Etwas worauf ich hier hinweisen will ist die Unterschiedlichkeit der Berichterstattung von Land zu Land. Die Informationslage ist praktisch überall gleich, nicht aber deren Deutung. Dabei zeigt sich für Deutschland, dass die jahrzehntelange Antiatomkraftbewegung scheinbar noch bis ins letzte Loch Bewusstsein nachwirken lässt. Sachverstand und Qualität sind wie üblich hier oft schlechter als vielerorts im Ausland, bei diesem einen Thema sind die Scheuklappen aber mal geringer und es kommt fast unmerklich zu realistischeren Einschätzungen (oder aus Sicht einiger dann eben unfundierter Panikmache).

Es ist selten genug, dass der ... nunja Realitätsentzug jener Politik(er), die das Ganze dann sozusagen rhetorisch retten wollen (oder müssen), für eine große Zahl von Menschen auch deutlich sichtbar hervortritt.
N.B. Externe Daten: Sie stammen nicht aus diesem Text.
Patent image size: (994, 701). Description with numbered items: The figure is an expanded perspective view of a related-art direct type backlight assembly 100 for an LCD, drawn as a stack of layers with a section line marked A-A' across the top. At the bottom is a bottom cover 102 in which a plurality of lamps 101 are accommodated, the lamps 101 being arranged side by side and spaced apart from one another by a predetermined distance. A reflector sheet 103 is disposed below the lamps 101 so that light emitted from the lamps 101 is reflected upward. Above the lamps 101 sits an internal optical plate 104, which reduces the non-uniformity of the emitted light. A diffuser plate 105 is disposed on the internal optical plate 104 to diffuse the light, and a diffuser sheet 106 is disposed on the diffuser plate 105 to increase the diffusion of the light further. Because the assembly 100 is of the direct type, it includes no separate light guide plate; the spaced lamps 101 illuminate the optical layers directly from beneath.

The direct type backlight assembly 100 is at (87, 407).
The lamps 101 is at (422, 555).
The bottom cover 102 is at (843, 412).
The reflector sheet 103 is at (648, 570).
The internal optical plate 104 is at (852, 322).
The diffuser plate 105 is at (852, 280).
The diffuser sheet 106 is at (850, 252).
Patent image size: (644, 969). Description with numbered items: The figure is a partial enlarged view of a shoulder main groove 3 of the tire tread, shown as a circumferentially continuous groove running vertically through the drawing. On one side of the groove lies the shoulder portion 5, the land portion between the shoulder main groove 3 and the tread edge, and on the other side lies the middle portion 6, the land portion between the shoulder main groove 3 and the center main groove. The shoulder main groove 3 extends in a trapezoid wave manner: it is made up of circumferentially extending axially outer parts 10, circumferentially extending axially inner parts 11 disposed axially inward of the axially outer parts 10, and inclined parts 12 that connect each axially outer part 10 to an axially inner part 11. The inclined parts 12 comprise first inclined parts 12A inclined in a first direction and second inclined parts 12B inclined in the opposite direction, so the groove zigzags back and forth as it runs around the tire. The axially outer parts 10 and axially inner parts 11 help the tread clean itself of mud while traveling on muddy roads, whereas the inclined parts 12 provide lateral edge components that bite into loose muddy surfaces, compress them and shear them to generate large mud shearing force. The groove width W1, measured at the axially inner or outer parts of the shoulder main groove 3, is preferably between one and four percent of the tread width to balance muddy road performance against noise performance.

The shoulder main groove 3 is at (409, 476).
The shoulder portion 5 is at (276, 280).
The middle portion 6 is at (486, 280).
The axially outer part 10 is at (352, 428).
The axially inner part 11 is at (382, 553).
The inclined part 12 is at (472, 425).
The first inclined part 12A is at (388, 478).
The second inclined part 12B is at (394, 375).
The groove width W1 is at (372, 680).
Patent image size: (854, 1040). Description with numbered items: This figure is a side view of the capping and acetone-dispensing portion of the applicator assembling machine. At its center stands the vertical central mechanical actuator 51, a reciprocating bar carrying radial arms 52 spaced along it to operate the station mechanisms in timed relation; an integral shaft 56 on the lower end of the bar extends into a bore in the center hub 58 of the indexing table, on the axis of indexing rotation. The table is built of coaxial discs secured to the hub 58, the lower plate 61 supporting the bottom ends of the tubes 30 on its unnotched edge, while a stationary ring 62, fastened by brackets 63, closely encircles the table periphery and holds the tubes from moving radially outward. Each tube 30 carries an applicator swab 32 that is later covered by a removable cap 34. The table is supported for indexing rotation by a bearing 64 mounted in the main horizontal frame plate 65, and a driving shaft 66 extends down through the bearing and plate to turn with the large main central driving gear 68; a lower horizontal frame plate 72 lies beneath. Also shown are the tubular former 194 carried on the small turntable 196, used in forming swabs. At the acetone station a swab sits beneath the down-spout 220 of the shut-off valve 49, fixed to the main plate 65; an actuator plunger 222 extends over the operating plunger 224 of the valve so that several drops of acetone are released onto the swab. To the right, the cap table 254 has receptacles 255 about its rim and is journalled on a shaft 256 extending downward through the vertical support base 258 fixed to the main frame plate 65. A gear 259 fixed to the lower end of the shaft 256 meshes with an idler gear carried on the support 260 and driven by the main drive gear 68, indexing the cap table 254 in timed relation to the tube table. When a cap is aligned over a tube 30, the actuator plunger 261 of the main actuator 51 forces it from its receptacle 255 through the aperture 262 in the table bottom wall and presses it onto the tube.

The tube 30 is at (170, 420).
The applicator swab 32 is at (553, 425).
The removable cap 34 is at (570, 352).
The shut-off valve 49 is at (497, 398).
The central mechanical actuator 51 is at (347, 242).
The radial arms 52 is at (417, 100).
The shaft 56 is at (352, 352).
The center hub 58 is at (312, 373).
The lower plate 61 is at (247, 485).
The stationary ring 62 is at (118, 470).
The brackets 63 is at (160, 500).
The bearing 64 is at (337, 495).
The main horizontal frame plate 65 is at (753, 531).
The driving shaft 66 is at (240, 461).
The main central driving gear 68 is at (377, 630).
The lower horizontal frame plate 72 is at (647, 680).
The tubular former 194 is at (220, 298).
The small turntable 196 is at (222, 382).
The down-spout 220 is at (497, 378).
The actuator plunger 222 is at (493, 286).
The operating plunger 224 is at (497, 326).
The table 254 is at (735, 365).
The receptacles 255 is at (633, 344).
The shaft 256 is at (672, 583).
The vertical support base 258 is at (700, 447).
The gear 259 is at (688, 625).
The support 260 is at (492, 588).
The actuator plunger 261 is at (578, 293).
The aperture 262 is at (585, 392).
Im Gebiet der Nukleartechnologien ist dann auch die Bevölkerung hierzulande wie in keinem anderen mir bekannten Gebiet darauf vorbereitet, den Wahnsinn der vorgespielten Normalität zu durchschauen - sowie ihn daraufhin schlicht nicht mehr zu dulden. Der deutsche Michel war sozusagen für Fukushima geprimed, in anderen Ländern müsste das erst nachgeholt werden. Mit etwas Glück ist das dabei wie auch in der Vergangenheit ein Einfallstor für allerhand aha-Momente, wenn diese auch bei Pech mit der Windrichtung ziemlich traumatisch werden dürften. Bisher ist Supergau nur ein ziemlich blödes Technokratenwort, wenn auch ein Wort das bei uns deutlicher ausgesprochen wird als sonstwo. Wenn erstmal die unvorstellbare Realität hinter diesem Wort empatisch bis in die Wohnzimmer dringt und sich mit den hier bestehenden Ängsten verbindet, dann dürfte der Sturm ziemlich gewaltig ausfallen. Ich kann mir jedenfalls nicht vorstellen, wie jemand dieses Grauen dissoziativ verdrängen sollte, um weiter wie gehabt zu leben. Dabei war Tschernobyl noch viel weiter von den Menschen weg als dies wohl bei Fukushima der Fall sein wird, wenn es denn dort zum wirklich Schlimmsten kommt. Ich glaube das spüren die Funktionseliten bei uns alles auch, weshalb es zu dieser leicht panischen Reaktion mittels eines Moratoriums kommt. Die Presse scheint das kaum zu merken oder beim Namen zu nennen, dort unterstellt man höchstens Wahlkalkül (was wohl richtig aber unangemessen ist) oder macht sich hanebüchende Sorgen um den Rechtsstaat, weil das Ganze Notverordnungscharakter hat. Es geht hier aber um viel mehr als nur Wahlen oder ein durchbiegen rechtsstaatlicher Sitten. Insofern ist dieser japanische Supergau auch eine spezifisch deutsche "Katastrophe", nur wenige Kilometer über die Grenze in Polen etwa ist die Wirkung weit harmloser und die Pläne für den Neubau von AKWs bleiben fürs erste bestehen.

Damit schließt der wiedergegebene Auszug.